A poster commenting on the 'Events without causes' suggests that stochastic events allow the possibility of freewill and choice. Because stochastic events are dictated by probabilities, there is no way that you can predict what will happen by mechanistic models. While it is true that it is non-mechanistic a stochastical event is still predetermined.

A stochastic event has a certain probability of happening, or not happening. Or there may be a number of distinct events each with their own possibility of happening. Heads or tails? But the event IS determined (to be result A or result B, or somewhere within that range of results.

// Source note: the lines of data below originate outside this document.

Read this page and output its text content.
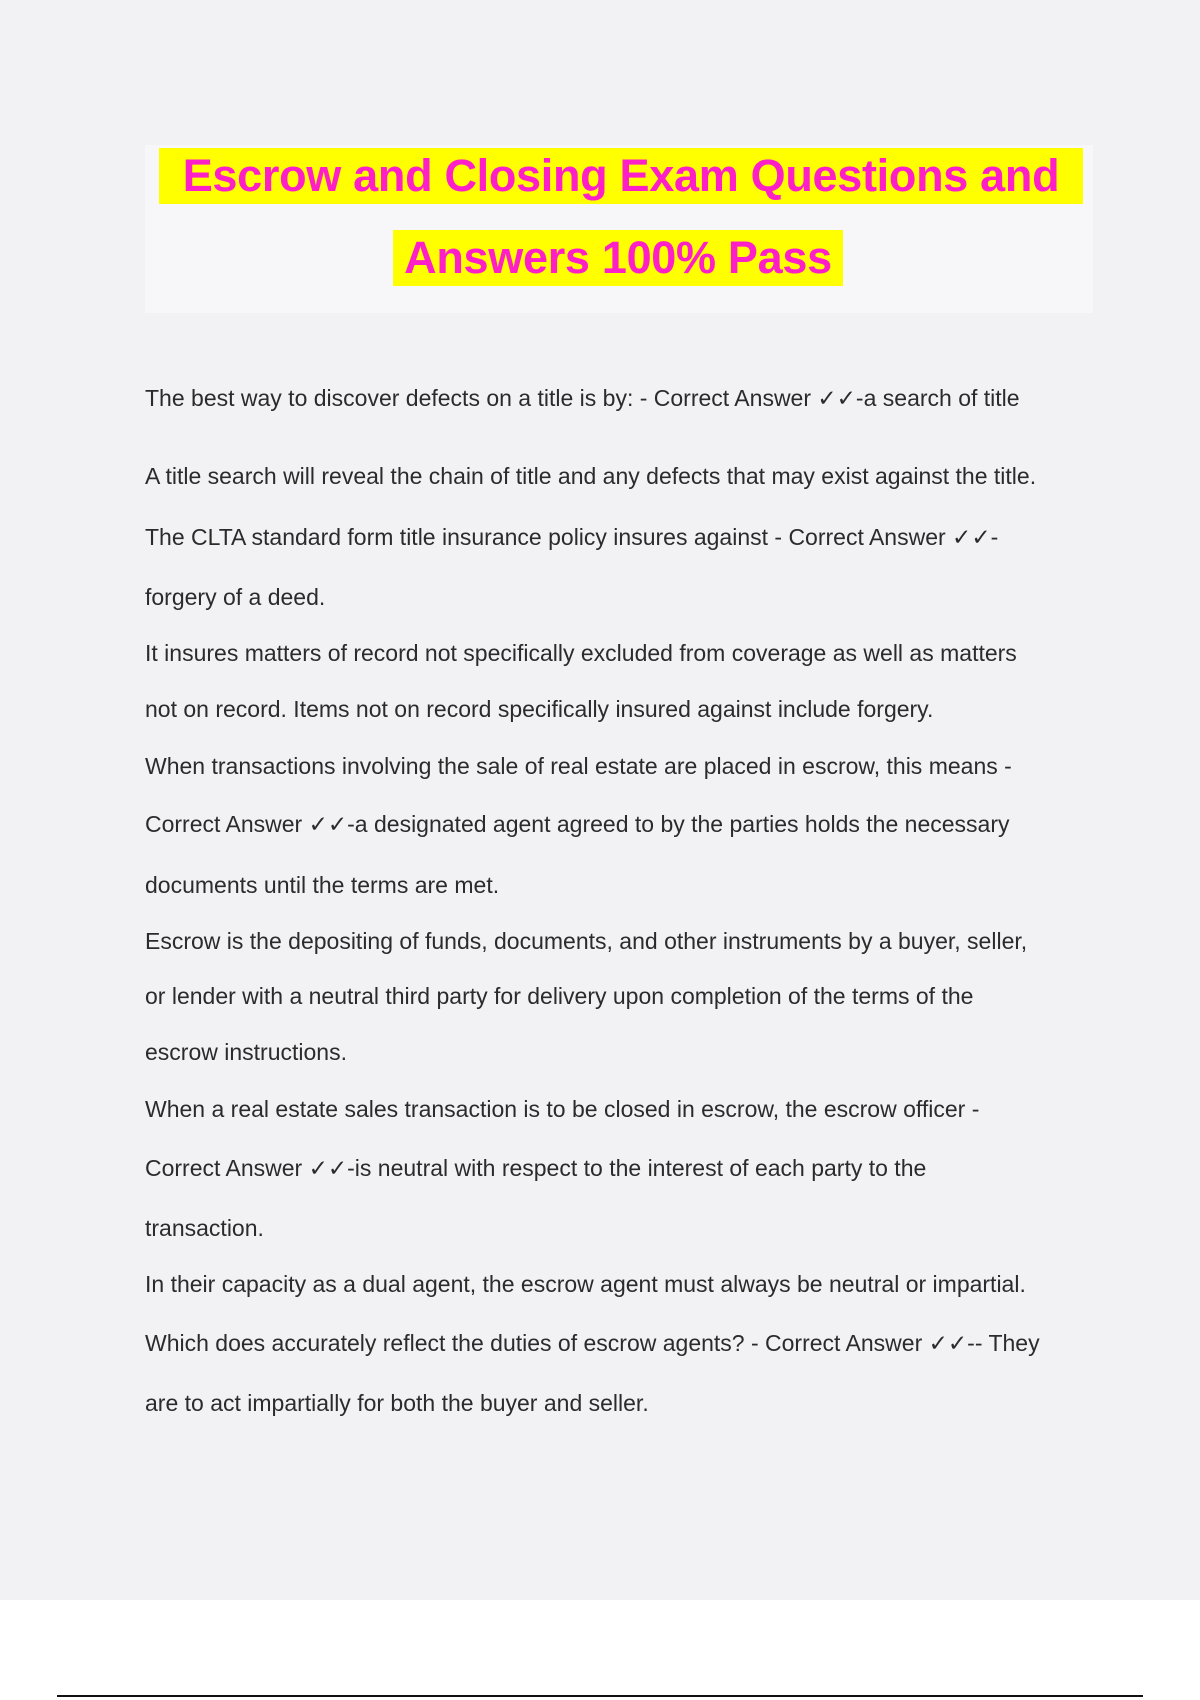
Escrow and Closing Exam Questions and
Answers 100% Pass
The best way to discover defects on a title is by: - Correct Answer ✓✓-a search of title
A title search will reveal the chain of title and any defects that may exist against the title.
The CLTA standard form title insurance policy insures against - Correct Answer ✓✓-
forgery of a deed.
It insures matters of record not specifically excluded from coverage as well as matters
not on record. Items not on record specifically insured against include forgery.
When transactions involving the sale of real estate are placed in escrow, this means -
Correct Answer ✓✓-a designated agent agreed to by the parties holds the necessary
documents until the terms are met.
Escrow is the depositing of funds, documents, and other instruments by a buyer, seller,
or lender with a neutral third party for delivery upon completion of the terms of the
escrow instructions.
When a real estate sales transaction is to be closed in escrow, the escrow officer -
Correct Answer ✓✓-is neutral with respect to the interest of each party to the
transaction.
In their capacity as a dual agent, the escrow agent must always be neutral or impartial.
Which does accurately reflect the duties of escrow agents? - Correct Answer ✓✓-- They
are to act impartially for both the buyer and seller.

The fact that events can be probabilistic may seem to allow the possibility of free will or choosing between events, but to me, this seems unlikely. We can conceive of will being able to choose between possibilities, but overall probabilistic events must average out to what is predicted by the laws of probability. So choice is not free - it has to come out in a predicted range or it has to be one of a finite set of possibilities.

It may be argued that choice is free within those bounds - but that is also not true. The overall outcomes must resulting in known spread of occurences and you are not able to choose a possibility such that the end results are skewed. Stochastic Man is just as constrained as Deterministic Man.

In any case, it is hard to see a mechanism by which making a choice can have an effect on the probability of an outcome anyway.